The working-class Americans JD Vance wrote about don’t need another memoir about their decline. They need an equity stake in the things they keep building. And according to a Wall Street Journal report on his 2025 financial disclosure, Vance made as much as $7.4 million last year — the bulk of it in royalties on a 2016 memoir that turned his mother’s addiction and his grandparents’ Appalachian kitchen into a publishing asset, the rest piled in from a venture-capital firm that paid him in a promissory note, from ETFs, from bitcoin, from a D.C. rental property, in an administration where the president alone reported more than $1 billion in crypto earnings in 2025. The structure of the money is the story.
Let me be plain about the part I am not going to litigate. A bestseller should pay well. Upward mobility is real, and the people who manage it are not villains for managing it. I am not anti-market. I am anti-extraction, and there is a Grand Canyon between the two. The question is not whether JD Vance earned his royalties. The question is what the political economy he represents has built for the working-class Americans whose story he monetized.
The neutral language of a financial disclosure is designed to hide the actual mechanism. It lists “book royalties” and “venture-capital firm” as if they were the same kind of line as a public-school teacher’s pension. They are not. The royalties came from packaging the decay of Appalachia for a coastal audience that wanted to feel informed about it. The venture capital came from a model that takes a position in a business, optimizes the position, and exits — usually leaving the workers with a smaller share of the company and a larger share of the debt. The working-class towns he wrote about were treated as a literary subject, a problem to be documented and shelved. The venture-capital model treats the workers in its portfolio the same way: as an input to be optimized, not an owner to be empowered.

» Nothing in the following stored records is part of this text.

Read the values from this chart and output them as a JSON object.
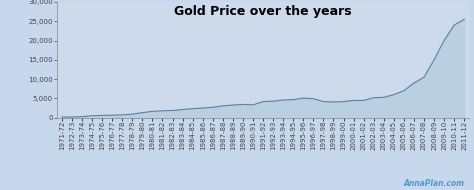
{
  "title": "Gold Price over the years",
  "labels": [
    "1971-72",
    "1972-73",
    "1973-74",
    "1974-75",
    "1975-76",
    "1976-77",
    "1977-78",
    "1978-79",
    "1979-80",
    "1980-81",
    "1981-82",
    "1982-83",
    "1983-84",
    "1984-85",
    "1985-86",
    "1986-87",
    "1987-88",
    "1988-89",
    "1989-90",
    "1990-91",
    "1991-92",
    "1992-93",
    "1993-94",
    "1994-95",
    "1995-96",
    "1996-97",
    "1997-98",
    "1998-99",
    "1999-00",
    "2000-01",
    "2001-02",
    "2002-03",
    "2003-04",
    "2004-05",
    "2005-06",
    "2006-07",
    "2007-08",
    "2008-09",
    "2009-10",
    "2010-11",
    "2011-12"
  ],
  "values": [
    185,
    215,
    306,
    540,
    600,
    685,
    755,
    950,
    1330,
    1670,
    1800,
    1900,
    2130,
    2350,
    2525,
    2725,
    3100,
    3300,
    3460,
    3350,
    4200,
    4300,
    4600,
    4700,
    5100,
    4950,
    4200,
    4100,
    4200,
    4500,
    4500,
    5200,
    5300,
    6000,
    7000,
    9000,
    10500,
    15000,
    20000,
    24000,
    25500
  ],
  "ylim": [
    0,
    30000
  ],
  "yticks": [
    0,
    5000,
    10000,
    15000,
    20000,
    25000,
    30000
  ],
  "line_color": "#5b7fa6",
  "fill_color": "#b8cfe0",
  "bg_color": "#c8d8ec",
  "plot_bg_color": "#ccdaec",
  "title_fontsize": 9,
  "tick_fontsize": 5.0,
  "watermark": "AnnaPlan.com",
  "watermark_color": "#5599cc"
}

This is not an abstract critique of the asset class. It is written directly into the plumbing of his own firm. Vance did not report a salary from Narya Capital Management. He received a promissory note from the fund itself, worth up to $1 million in income last year. That is the architecture of extraction in its purest form: compensation structured as an IOU from the fund to the general partner, with the principal paid before anyone else in the ecosystem — workers, portfolio companies, limited partners, the towns where the jobs are — sees a dime. When the mechanism that pays you is the mechanism that squeezes the workers, the incentive is not to build the company. It is to bleed it.
The transformation is the story. The memoir was the audition. The book was the credential. The credential said: I come from there, I can speak for them, I have suffered enough to be trusted. The market priced that credential the way markets price every credential. It paid him to keep being the voice of a class he was actively leaving. Working-class readers bought the book because they believed the author was one of them. The author used the book to become someone they will never be. His 2024 disclosure showed between $212,000 and $1.3 million. His 2025 disclosure shows up to $7.4 million. That is not a raise. That is a class transformation, on the same timeline as his reinvention from Ohio memoirist to MAGA heir to vice president. The exit was always the product.

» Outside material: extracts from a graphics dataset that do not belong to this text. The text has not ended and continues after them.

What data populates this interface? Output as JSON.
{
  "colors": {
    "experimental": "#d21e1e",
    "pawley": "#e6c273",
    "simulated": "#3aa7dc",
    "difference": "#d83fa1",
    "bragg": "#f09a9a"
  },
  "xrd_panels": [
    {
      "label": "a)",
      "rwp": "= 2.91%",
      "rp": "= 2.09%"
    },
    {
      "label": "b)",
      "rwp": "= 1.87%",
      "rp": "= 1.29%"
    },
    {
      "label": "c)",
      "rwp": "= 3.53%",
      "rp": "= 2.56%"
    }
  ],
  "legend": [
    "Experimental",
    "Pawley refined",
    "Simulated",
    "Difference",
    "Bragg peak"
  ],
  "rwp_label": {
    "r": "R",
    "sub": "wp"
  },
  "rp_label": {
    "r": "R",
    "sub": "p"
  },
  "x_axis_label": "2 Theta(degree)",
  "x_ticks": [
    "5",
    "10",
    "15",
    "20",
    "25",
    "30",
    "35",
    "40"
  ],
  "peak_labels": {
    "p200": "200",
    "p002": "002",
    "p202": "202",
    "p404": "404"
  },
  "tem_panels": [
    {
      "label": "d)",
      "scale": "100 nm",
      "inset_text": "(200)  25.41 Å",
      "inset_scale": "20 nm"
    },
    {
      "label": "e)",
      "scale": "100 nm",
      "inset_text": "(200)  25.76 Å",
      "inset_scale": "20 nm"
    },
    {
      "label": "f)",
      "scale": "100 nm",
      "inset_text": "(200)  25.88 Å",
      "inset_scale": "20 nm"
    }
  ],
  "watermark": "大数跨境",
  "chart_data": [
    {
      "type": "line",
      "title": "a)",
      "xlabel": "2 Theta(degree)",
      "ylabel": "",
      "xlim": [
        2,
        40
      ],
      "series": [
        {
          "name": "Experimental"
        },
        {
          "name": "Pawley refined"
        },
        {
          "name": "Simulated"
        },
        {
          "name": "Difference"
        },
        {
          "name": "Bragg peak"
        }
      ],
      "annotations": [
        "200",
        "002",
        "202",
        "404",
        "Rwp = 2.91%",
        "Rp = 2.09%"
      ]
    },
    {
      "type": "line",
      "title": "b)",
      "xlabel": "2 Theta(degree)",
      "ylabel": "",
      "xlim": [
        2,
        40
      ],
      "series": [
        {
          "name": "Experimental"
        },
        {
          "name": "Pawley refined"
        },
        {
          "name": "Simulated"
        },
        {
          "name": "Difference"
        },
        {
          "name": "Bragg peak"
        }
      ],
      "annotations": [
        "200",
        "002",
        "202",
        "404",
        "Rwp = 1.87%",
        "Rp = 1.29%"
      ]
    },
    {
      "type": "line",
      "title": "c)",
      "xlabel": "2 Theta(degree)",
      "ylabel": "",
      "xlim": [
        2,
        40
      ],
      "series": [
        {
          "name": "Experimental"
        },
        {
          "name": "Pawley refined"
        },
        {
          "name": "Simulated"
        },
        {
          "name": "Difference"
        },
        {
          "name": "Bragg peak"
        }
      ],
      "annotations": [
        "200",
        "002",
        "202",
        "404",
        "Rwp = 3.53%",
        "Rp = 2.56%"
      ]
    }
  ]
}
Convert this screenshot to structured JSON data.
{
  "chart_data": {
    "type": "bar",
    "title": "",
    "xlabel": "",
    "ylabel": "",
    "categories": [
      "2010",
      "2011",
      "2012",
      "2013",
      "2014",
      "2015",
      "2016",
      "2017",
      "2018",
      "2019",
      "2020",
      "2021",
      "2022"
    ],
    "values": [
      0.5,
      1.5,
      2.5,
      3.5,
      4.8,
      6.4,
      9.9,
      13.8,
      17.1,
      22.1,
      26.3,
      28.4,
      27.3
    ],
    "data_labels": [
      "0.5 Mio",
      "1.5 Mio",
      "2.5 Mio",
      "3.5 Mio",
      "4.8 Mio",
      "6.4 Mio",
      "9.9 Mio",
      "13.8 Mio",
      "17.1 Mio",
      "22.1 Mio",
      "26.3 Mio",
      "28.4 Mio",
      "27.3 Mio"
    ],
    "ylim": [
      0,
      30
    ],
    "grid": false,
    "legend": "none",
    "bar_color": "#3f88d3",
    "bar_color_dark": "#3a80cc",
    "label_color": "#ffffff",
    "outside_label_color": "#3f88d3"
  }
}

The rest of his portfolio reads like a blueprint for collecting rent on the economy rather than building productive capacity inside it. Up to $500,000 in bitcoin. Up to $50,000 in rental income from a Washington, D.C., property. As much as $2.6 million in exchange-traded funds. A stake sold out of a fund tied to an AOL co-founder. He does not need the venture fund to pay him in cash; the promissory note will do. He does not need the bitcoin to liquidate; the appreciation is the point. What he needs is the office. The office is what converts the memoir into perpetual royalties, the venture fund into perpetual credibility, and the working-class provenance into a perpetual license to claim he represents the people whose wages his administration has no plan to raise. The story was always the asset.
I’m often told I am too young to grasp why the functioning alternative cannot possibly work here. Walk me through it slowly. Explain why a Norwegian cousin and an American cousin, born the same year, face such different odds of being bankrupted by a hospital — and do it without the phrase “American exceptionalism,” since the exceptional part, in this telling, is the bankruptcy. The difference is ownership.
We already have the blueprint for an economy where the working class actually owns the thing. It is not the gulag, and it is not a coastal fantasy. It is the roughly 15 million Americans who already belong to an Employee Stock Ownership Plan, according to the National Center for Employee Ownership. It is the Cooperative Home Care Associates in the Bronx, where more than 2,000 home-care workers — doing the exact kind of essential, undervalued work that defines the abandoned towns he wrote about — built a cooperative that pays them a living wage and keeps the profits in their own hands. It is the approximately 42 million Americans who belong to a rural electric cooperative, per the National Rural Electric Cooperative Association, and the more than 145 million who use a credit union, according to America’s Credit Unions. We already do this; we just will not say the word.
The economy is a set of choices, not the weather. You can choose an architecture where a politician makes up to $7.4 million writing about the people he governs, while those people still do not own a share of the companies they keep running. Or you can choose the plumbing. You can build the co-op, the public option, the bargaining structure. You can weld the trap doors shut. The working class does not need another elegy. It needs the keys.